09 agosto 2015
MOURÃO – ALENTEJO (1)
Nobre e mui digna
vila, com cerca de 1800 habitantes, Mourão tem a particularidade de, em tempos
idos, ter existido fora do sítio geográfico em que hoje se situa. Razões históricas,
ligadas a guerras e disputas com os vizinhos espanhóis, ocasionariam a dita
desconstrução territorial. Os ocres e os azuis, por vezes também os verdes e o
rosa, fazem as cores desta terra que tem, nas águas do Alqueva o complemento
natural de uma paisagem rica de matizes, de percursos, de gentes que sabem
receber, acolher e demoradamente conversar pela noite dentro, com aquele copo
que deleita o corpo e liberta o espírito. As estórias de um Alentejo esquecido,
mas sempre renovado. Haveríamos pois de conhecer a lenda da oliveira que,
plantada no centro da vila, fornecia a quantidade de azeite suficiente para
iluminar a Senhora das Candeias e que seria um dia, alvo da fúria dos elementos,
ao ser atingida por um raio que a partiria em 5, visível ainda hoje.
Aqui o tempo é
seguramente diverso de outros locais, se é que estes conseguem força suficiente
para determinar a sua definição. Lembro a reflexão de Thomas Man[1], “É o tempo uma função do espaço? Ou
vice-versa? Ou são ambos idênticos? O tempo é activo, traz consigo. Que é que
traz consigo? A transformação”[2],
sábias interrogações, bem ao sabor do inquieto autor. E transporto o tempo para
Dª Catarina de Bragança[3]
que um dia, arrebatada pela devoção exacerbada à Santa, haveria de a “deslocar”

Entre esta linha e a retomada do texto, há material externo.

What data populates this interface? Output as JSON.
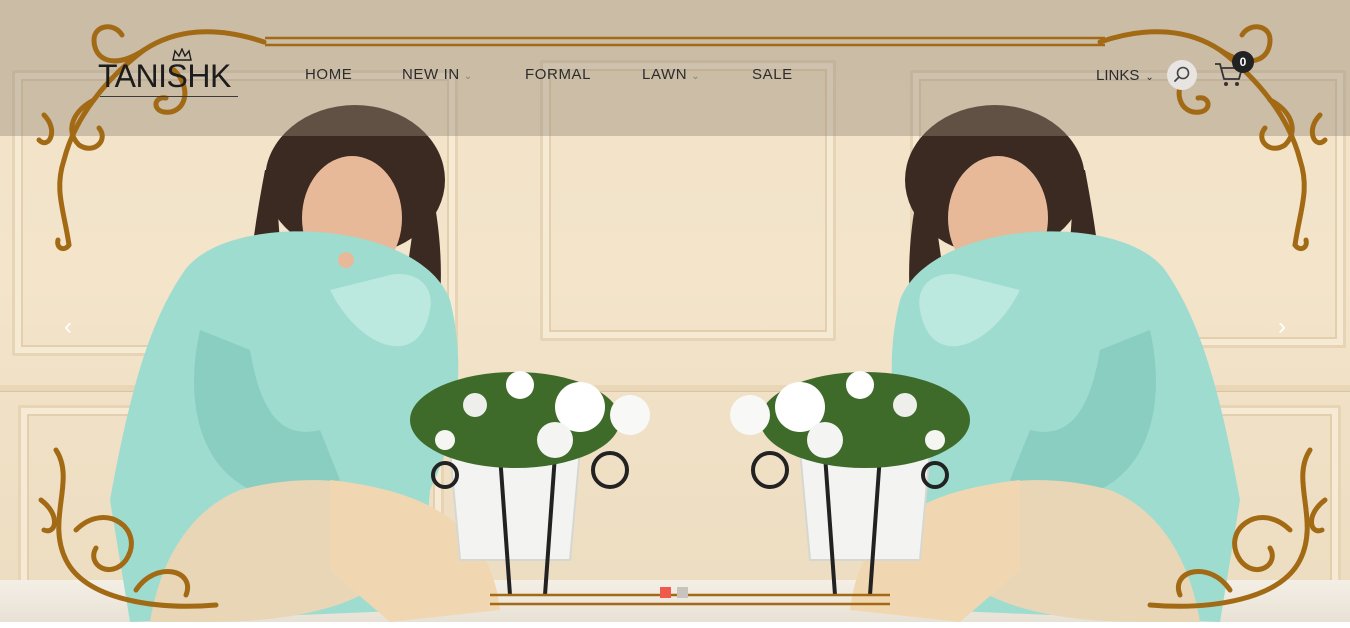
{
  "brand": {
    "name": "TANISHK"
  },
  "nav": {
    "items": [
      {
        "label": "HOME"
      },
      {
        "label": "NEW IN"
      },
      {
        "label": "FORMAL"
      },
      {
        "label": "LAWN"
      },
      {
        "label": "SALE"
      }
    ],
    "links_label": "LINKS"
  },
  "cart": {
    "count": "0"
  },
  "slider": {
    "prev_symbol": "‹",
    "next_symbol": "›",
    "active_slide": 1,
    "slide_count": 2
  },
  "colors": {
    "ornament_gold": "#a26a14",
    "active_dot": "#f05a4a",
    "inactive_dot": "#c8c3bd",
    "dress": "#9edcd0",
    "wall": "#f1e2c8"
  },
  "icons": {
    "search": "search-icon",
    "cart": "cart-icon",
    "prev": "chevron-left-icon",
    "next": "chevron-right-icon",
    "dropdown": "chevron-down-icon"
  }
}
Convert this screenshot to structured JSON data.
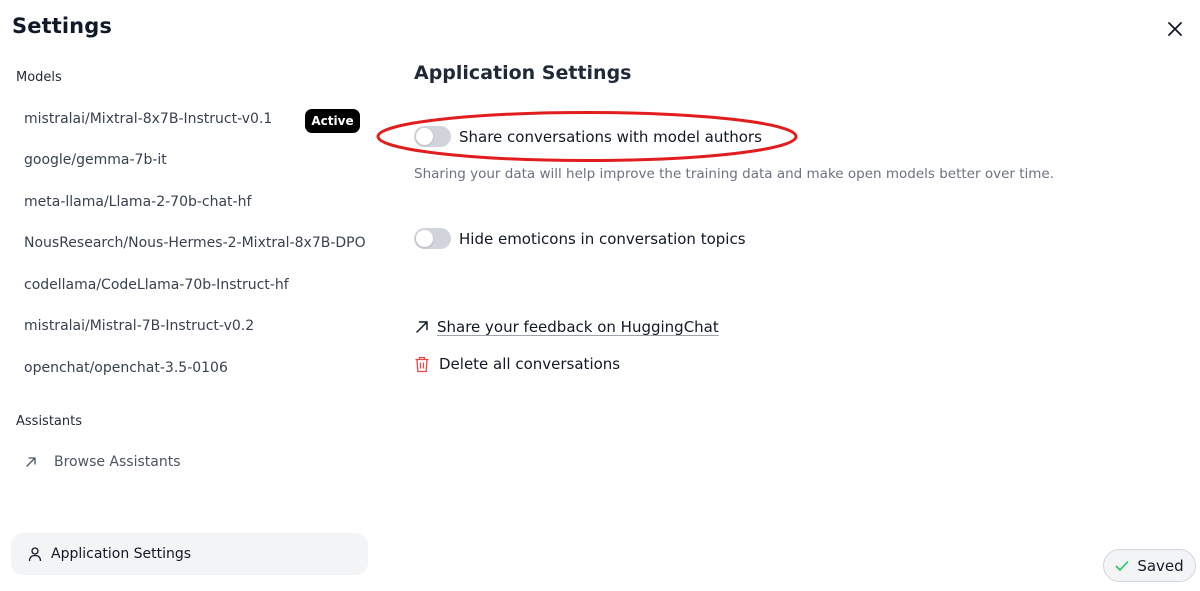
{
  "header": {
    "title": "Settings",
    "close_icon": "close-icon"
  },
  "sidebar": {
    "models_label": "Models",
    "models": [
      {
        "name": "mistralai/Mixtral-8x7B-Instruct-v0.1",
        "active": true
      },
      {
        "name": "google/gemma-7b-it"
      },
      {
        "name": "meta-llama/Llama-2-70b-chat-hf"
      },
      {
        "name": "NousResearch/Nous-Hermes-2-Mixtral-8x7B-DPO"
      },
      {
        "name": "codellama/CodeLlama-70b-Instruct-hf"
      },
      {
        "name": "mistralai/Mistral-7B-Instruct-v0.2"
      },
      {
        "name": "openchat/openchat-3.5-0106"
      }
    ],
    "active_badge": "Active",
    "assistants_label": "Assistants",
    "browse_assistants": "Browse Assistants",
    "application_settings": "Application Settings"
  },
  "main": {
    "title": "Application Settings",
    "share_toggle": {
      "label": "Share conversations with model authors",
      "enabled": false
    },
    "share_description": "Sharing your data will help improve the training data and make open models better over time.",
    "emoticons_toggle": {
      "label": "Hide emoticons in conversation topics",
      "enabled": false
    },
    "feedback_link": "Share your feedback on HuggingChat",
    "delete_link": "Delete all conversations"
  },
  "status": {
    "saved_label": "Saved"
  },
  "colors": {
    "highlight": "#e11d1d",
    "toggle_off": "#d1d5db",
    "active_badge_bg": "#000000",
    "trash": "#ef4444",
    "check": "#22c55e"
  }
}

para Londres, mesmo a contragosto das gentes da terra.
A visita a Adega
Velha inclui, entre o espanto e o júbilo de conhecer coisas novas e diferentes,
uma espantosa colecção de rádios e gravadores antigos, dos tempos da
electrónica a válvulas, que ostentam uma parede inteira de uma das belas salas
de repasto daquele que é seguramente um dos ícones da Vila.
Aprendemos sempre,
com gentes, culturas e terras, por toda parte. Hoje sabemos desencapersionar,
que é o mesmo que desafiar. Aceitemos então o desafio e vamos por estas terras
do Alentejo a procura do sossego e do recato que a grande cidade tantas vezes
nos retira.
[1]
Escritor e ensaísta alemão, (1875-1955), Nobel de Literatura em 1929
[2]
Citado de “A Montanha Mágica”, (1924) pag. 256
[3]
Filha de D. João IV de Portugal, da
Casa de Bragança, e da rainha D. Luísa de Gusmão (1638-1705)).